Goodell wrote in his memo that the competition committee should not feel bound by his proposals. Any recommendations by the committee could be presented to owners at the annual league meeting that begins March 30 in Palm Beach, Fla. A proposed rule change must be approved by at least three-fourths of the owners. But Goodell could enact some of the administrative proposals in his memo unilaterally, and several people familiar with the issue said they don't foresee him encountering much opposition to any measure he deems necessary.

Goodell received widespread praise for his crackdown last year on player misconduct. However, he has received criticism for his handling of the New England scandal. In September, Goodell fined the Patriots $250,000 and Coach Bill Belichick $500,000 and stripped the team of a first-round draft pick after it was caught videotaping the defensive play signals of the New York Jets' coaches, in violation of league rules, during the opening game of the season. Sen. Arlen Specter (R-Pa.) has been highly critical of the league's handling of the case and has threatened to reexamine the NFL's exemption from federal antitrust laws.

League officials said that after that incident, the NFL informed teams that they would be monitored more closely for violations of the rules governing fair play. Anderson said yesterday that included checks of the wireless communication equipment in stadiums used by teams during games.
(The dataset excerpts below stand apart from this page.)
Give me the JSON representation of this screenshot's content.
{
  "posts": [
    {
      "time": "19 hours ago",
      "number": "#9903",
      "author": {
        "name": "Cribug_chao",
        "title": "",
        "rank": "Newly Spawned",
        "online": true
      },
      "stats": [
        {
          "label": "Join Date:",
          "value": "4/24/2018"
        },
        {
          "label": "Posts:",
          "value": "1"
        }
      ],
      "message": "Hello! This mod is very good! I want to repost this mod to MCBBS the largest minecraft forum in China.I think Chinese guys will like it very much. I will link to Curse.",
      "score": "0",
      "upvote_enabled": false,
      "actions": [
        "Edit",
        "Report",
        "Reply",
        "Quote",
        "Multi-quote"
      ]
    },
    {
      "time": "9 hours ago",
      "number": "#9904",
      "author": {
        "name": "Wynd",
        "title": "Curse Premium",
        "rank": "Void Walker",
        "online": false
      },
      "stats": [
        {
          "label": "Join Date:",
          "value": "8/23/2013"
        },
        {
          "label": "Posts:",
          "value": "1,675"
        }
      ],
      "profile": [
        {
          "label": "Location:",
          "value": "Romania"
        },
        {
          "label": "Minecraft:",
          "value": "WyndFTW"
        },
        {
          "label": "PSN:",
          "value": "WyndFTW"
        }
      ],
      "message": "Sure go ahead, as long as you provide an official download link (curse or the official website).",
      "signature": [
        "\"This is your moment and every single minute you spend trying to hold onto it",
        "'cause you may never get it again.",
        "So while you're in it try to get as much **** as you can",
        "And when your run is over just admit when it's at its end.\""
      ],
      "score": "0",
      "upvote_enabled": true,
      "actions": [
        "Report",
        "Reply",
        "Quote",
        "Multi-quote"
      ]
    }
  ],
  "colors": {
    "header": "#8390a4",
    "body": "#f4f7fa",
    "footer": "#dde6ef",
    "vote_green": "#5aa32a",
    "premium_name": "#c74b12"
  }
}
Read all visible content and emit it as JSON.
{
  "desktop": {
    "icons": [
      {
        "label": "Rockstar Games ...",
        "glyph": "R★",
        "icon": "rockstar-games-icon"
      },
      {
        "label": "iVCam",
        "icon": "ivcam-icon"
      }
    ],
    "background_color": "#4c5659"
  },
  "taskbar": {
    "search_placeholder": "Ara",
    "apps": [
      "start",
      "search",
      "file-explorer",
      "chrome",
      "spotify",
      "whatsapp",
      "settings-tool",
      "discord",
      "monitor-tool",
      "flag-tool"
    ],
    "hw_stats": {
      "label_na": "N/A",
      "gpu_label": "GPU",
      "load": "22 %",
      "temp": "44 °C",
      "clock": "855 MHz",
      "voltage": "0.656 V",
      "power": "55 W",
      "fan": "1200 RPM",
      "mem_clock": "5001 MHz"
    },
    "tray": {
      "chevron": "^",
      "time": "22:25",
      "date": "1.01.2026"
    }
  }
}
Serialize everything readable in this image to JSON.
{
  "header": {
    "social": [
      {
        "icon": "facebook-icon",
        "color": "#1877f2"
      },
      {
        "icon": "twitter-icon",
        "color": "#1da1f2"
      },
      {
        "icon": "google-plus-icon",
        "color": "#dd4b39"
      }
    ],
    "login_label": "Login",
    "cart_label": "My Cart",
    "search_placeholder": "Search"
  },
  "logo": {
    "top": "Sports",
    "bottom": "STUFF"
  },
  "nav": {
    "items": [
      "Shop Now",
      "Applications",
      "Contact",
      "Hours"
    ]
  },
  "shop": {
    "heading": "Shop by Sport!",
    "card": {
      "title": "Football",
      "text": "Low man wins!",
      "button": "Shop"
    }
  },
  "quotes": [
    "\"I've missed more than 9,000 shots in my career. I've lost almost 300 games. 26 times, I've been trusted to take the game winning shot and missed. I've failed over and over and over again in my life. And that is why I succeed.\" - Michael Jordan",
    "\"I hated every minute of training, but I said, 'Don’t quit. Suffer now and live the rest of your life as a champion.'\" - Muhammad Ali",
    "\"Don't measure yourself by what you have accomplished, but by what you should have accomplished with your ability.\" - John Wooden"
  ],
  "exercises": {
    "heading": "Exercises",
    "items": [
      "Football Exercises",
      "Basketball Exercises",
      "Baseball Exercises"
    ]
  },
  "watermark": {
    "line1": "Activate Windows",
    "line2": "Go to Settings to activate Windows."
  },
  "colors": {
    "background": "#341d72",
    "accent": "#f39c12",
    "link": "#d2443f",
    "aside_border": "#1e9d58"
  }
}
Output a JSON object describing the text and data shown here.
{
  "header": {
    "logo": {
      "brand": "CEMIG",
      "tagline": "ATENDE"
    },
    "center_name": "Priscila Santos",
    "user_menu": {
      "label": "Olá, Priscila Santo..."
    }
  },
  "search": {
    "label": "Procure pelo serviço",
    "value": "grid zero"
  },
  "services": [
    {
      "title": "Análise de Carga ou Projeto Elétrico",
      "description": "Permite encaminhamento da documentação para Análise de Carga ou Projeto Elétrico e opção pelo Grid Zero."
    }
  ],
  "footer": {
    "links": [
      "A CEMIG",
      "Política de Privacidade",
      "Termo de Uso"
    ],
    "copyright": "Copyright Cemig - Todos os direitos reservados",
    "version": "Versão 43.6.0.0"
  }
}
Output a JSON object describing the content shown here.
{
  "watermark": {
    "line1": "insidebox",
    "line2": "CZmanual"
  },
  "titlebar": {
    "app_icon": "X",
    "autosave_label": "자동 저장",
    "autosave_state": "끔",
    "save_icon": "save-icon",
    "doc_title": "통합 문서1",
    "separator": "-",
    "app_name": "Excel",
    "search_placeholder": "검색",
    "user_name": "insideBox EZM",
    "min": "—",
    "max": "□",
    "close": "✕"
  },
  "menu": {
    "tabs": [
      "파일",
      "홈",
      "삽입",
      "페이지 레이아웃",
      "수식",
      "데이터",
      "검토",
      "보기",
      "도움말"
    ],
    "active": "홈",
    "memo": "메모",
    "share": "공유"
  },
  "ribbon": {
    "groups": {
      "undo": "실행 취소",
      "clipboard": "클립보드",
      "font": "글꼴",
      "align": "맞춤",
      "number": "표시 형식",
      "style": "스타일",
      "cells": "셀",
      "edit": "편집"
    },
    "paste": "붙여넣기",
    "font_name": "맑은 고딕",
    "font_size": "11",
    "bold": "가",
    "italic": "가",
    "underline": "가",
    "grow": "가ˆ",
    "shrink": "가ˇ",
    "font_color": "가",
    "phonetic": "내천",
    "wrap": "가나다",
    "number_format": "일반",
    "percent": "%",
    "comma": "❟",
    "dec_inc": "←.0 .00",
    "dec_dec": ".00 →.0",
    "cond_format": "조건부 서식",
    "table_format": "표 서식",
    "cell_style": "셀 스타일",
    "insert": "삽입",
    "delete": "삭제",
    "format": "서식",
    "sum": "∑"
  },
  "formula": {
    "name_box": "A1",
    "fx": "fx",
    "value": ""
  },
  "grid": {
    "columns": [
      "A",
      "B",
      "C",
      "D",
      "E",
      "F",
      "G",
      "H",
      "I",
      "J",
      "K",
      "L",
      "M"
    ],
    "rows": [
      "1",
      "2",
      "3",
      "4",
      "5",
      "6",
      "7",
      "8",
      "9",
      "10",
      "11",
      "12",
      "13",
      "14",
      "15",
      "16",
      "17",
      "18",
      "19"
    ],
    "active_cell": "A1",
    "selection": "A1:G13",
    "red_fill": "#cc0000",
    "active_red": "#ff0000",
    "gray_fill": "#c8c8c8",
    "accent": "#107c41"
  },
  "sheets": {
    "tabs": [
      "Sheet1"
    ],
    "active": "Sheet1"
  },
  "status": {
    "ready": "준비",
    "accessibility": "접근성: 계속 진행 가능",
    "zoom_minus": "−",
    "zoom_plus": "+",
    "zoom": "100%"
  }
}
Goodell wrote in his memo that the previously undisclosed program will continue.

Goodell wrote: "This will include spot checks of club facilities, including team locker rooms; press boxes and coaches booths; coach-to-quarterback and other in-stadium communication systems . . . and enhanced monitoring of team practices. Many of these checks will be virtually unannounced and clubs would be expected fully to cooperate with this effort."

One person familiar with Goodell's proposals said the new threshold for imposing punishment for a rule violation would be closer to a preponderance of the evidence than beyond a reasonable doubt.

"Too often, competitive violations have gone unpunished because conclusive proof of the violation was lacking," Goodell wrote. "I believe we should reconsider the standard of proof to be applied in such cases, and make it easier for a competitive violation to be established. And where a violation is shown, I intend to impose more stringent penalties on both the club and the responsible individual(s). I will also be prepared to make greater use of draft choice forfeiture in appropriate cases. I believe this will have the effect of deterring violations and making people more willing to report violations on a timely basis."

The coach-to-defense communication proposal fell two votes shy of owner approval last spring. It would eliminate the need for coaches to use hand signals for defensive plays and it would put the defense on equal footing with the offense, because quarterbacks already use those devices.